Ziel war es vielmehr, möglichst viele Menschen zu mobilisieren, um die gewählten Volksvertreter an ihre Versprechen zu erinnern. Die virale Verbreitung des Kony-2012-Videos erfolgte primär über Facebook und war extrem erfolgreich: Schon am Vormittag des 9. März 2012 verzeichnete YouTube rund 50 Millionen Abrufe des Kony-Videos.
Doch der Schwarm erwies sich als lernfähig, denn der Erfolg wurde schon bald zum Bumerang für die „Invisible Children“. Rasch kursierten kritische Artikel über die Aktion „Kony 2012“ und die Online- Community diskutierte die Frage, wie die „Invisible Children“ mit ihren Spendengeldern umging.

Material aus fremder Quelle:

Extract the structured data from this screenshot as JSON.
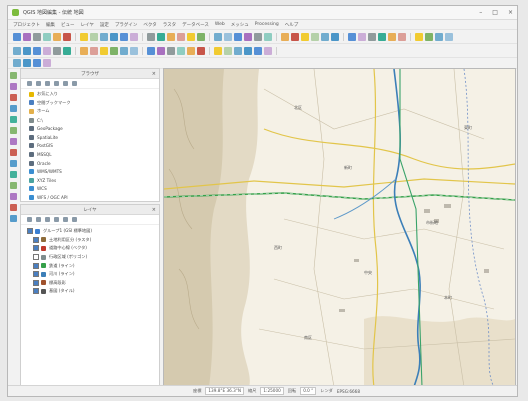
{
  "window": {
    "title": "QGIS 地図編集 - 伝統 地図",
    "minimize_glyph": "–",
    "maximize_glyph": "□",
    "close_glyph": "×"
  },
  "menubar": {
    "items": [
      "プロジェクト",
      "編集",
      "ビュー",
      "レイヤ",
      "設定",
      "プラグイン",
      "ベクタ",
      "ラスタ",
      "データベース",
      "Web",
      "メッシュ",
      "Processing",
      "ヘルプ"
    ]
  },
  "browser_panel": {
    "title": "ブラウザ",
    "close_glyph": "×",
    "items": [
      {
        "label": "お気に入り",
        "icon": "star-icon"
      },
      {
        "label": "空間ブックマーク",
        "icon": "bookmark-icon"
      },
      {
        "label": "ホーム",
        "icon": "folder-icon"
      },
      {
        "label": "C:\\",
        "icon": "drive-icon"
      },
      {
        "label": "GeoPackage",
        "icon": "database-icon"
      },
      {
        "label": "SpatiaLite",
        "icon": "database-icon"
      },
      {
        "label": "PostGIS",
        "icon": "database-icon"
      },
      {
        "label": "MSSQL",
        "icon": "database-icon"
      },
      {
        "label": "Oracle",
        "icon": "database-icon"
      },
      {
        "label": "WMS/WMTS",
        "icon": "globe-icon"
      },
      {
        "label": "XYZ Tiles",
        "icon": "grid-icon"
      },
      {
        "label": "WCS",
        "icon": "globe-icon"
      },
      {
        "label": "WFS / OGC API",
        "icon": "globe-icon"
      }
    ]
  },
  "layers_panel": {
    "title": "レイヤ",
    "close_glyph": "×",
    "items": [
      {
        "label": "グループ1 (GSI 標準地図)",
        "checked": true
      },
      {
        "label": "土地利用区分 (ラスタ)",
        "checked": true
      },
      {
        "label": "道路中心線 (ベクタ)",
        "checked": true
      },
      {
        "label": "行政区域 (ポリゴン)",
        "checked": false
      },
      {
        "label": "鉄道 (ライン)",
        "checked": true
      },
      {
        "label": "河川 (ライン)",
        "checked": true
      },
      {
        "label": "標高段彩",
        "checked": true
      },
      {
        "label": "基図 (タイル)",
        "checked": true
      }
    ]
  },
  "statusbar": {
    "coordinate_label": "座標",
    "coordinate_value": "139.8°E 36.3°N",
    "scale_label": "縮尺",
    "scale_value": "1:25000",
    "rotation_label": "回転",
    "rotation_value": "0.0 °",
    "render_label": "レンダ",
    "crs": "EPSG:6668"
  },
  "map": {
    "labels": [
      "市街地",
      "新町",
      "東町",
      "中央",
      "北区",
      "南区",
      "本町",
      "西町"
    ]
  },
  "colors": {
    "relief": "#d9cfb6",
    "river": "#3c7fb8",
    "railway": "#35a04a",
    "road_major": "#e0c33b",
    "road_minor": "#bfb6a0"
  }
}
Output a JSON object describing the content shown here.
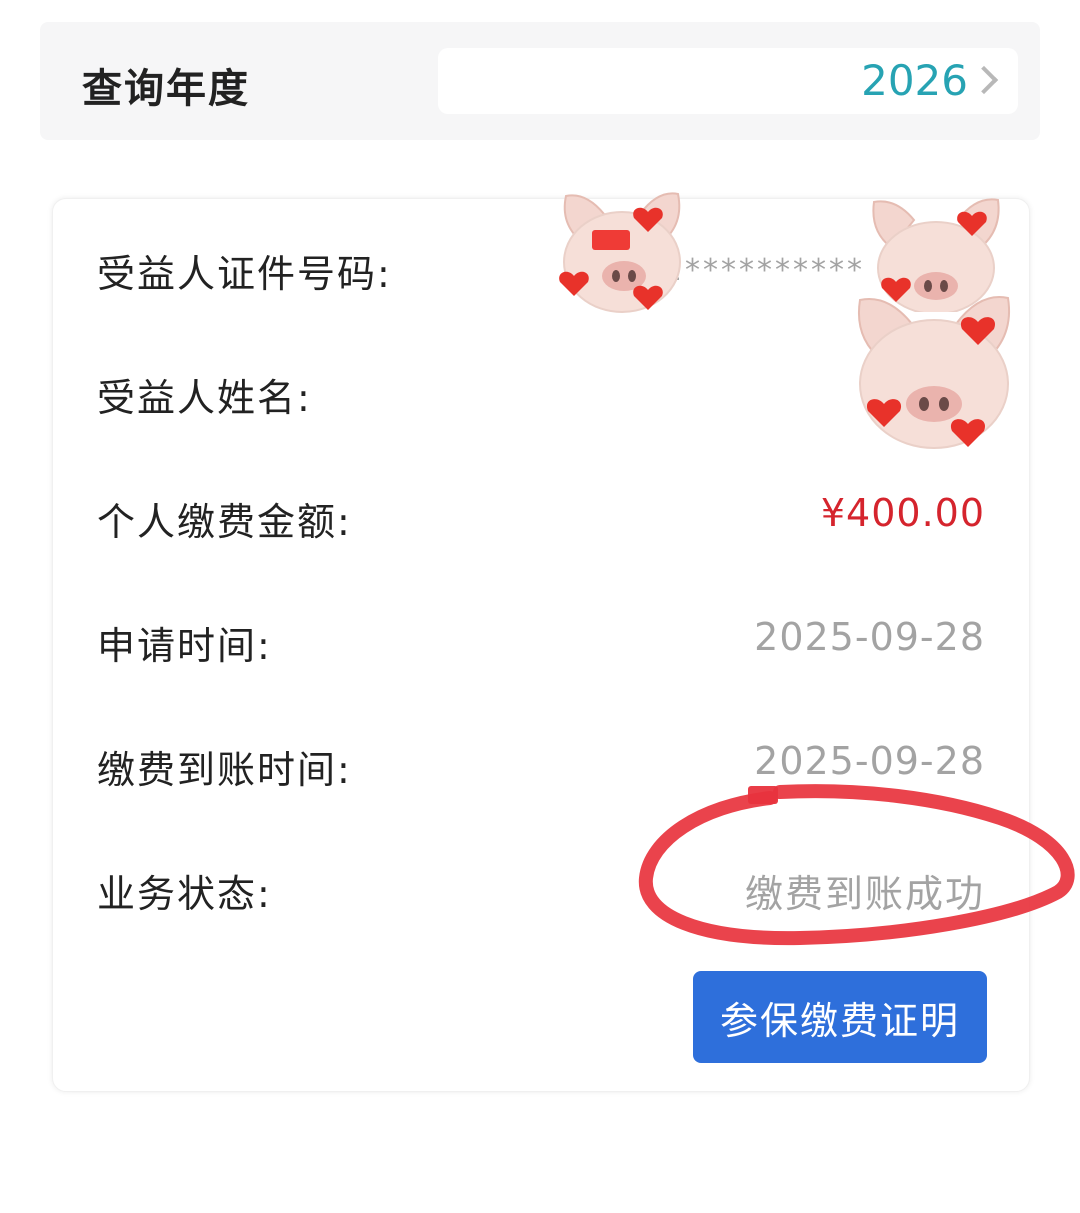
{
  "year_selector": {
    "label": "查询年度",
    "value": "2026"
  },
  "details": {
    "id_number": {
      "label": "受益人证件号码:",
      "value": "2**********"
    },
    "name": {
      "label": "受益人姓名:",
      "value": ""
    },
    "amount": {
      "label": "个人缴费金额:",
      "value": "¥400.00"
    },
    "apply_time": {
      "label": "申请时间:",
      "value": "2025-09-28"
    },
    "arrival_time": {
      "label": "缴费到账时间:",
      "value": "2025-09-28"
    },
    "status": {
      "label": "业务状态:",
      "value": "缴费到账成功"
    }
  },
  "actions": {
    "proof_button": "参保缴费证明"
  },
  "colors": {
    "accent_teal": "#27a3b3",
    "amount_red": "#d5242d",
    "button_blue": "#2e6fdb",
    "annotation_red": "#e8333d"
  },
  "overlays": {
    "stickers": [
      "pig-heart-sticker",
      "pig-heart-sticker",
      "pig-heart-sticker"
    ],
    "annotation": "red-hand-drawn-circle"
  }
}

Die Katastrophe wurde perfekt, als am 17. März 2012 Meldungen erschienen, dass der Regisseur des Kony- Videos, Jason Russell, in San Diego einen Nervenzusammenbruch erlitten habe, halbnackt durch die Straßen gelaufen sei und schreiend mit den Fäusten auf den Gehweg hämmerte ehe er in ein Krankenhaus eingeliefert wurde. Seither wird die Aktion „Kony 2012“ im Internet auf verschiedene Art und Weise satirisch aufs Korn genommen.
Die Schwarm-Intelligenz hatte sich für wenige Tage auf den professionell inszenierten Hype „Kony 2012“ eingelassen, ließ sich letztlich aber nicht verführen: Nach einer knappen Woche war der Hype als solcher entlarvt.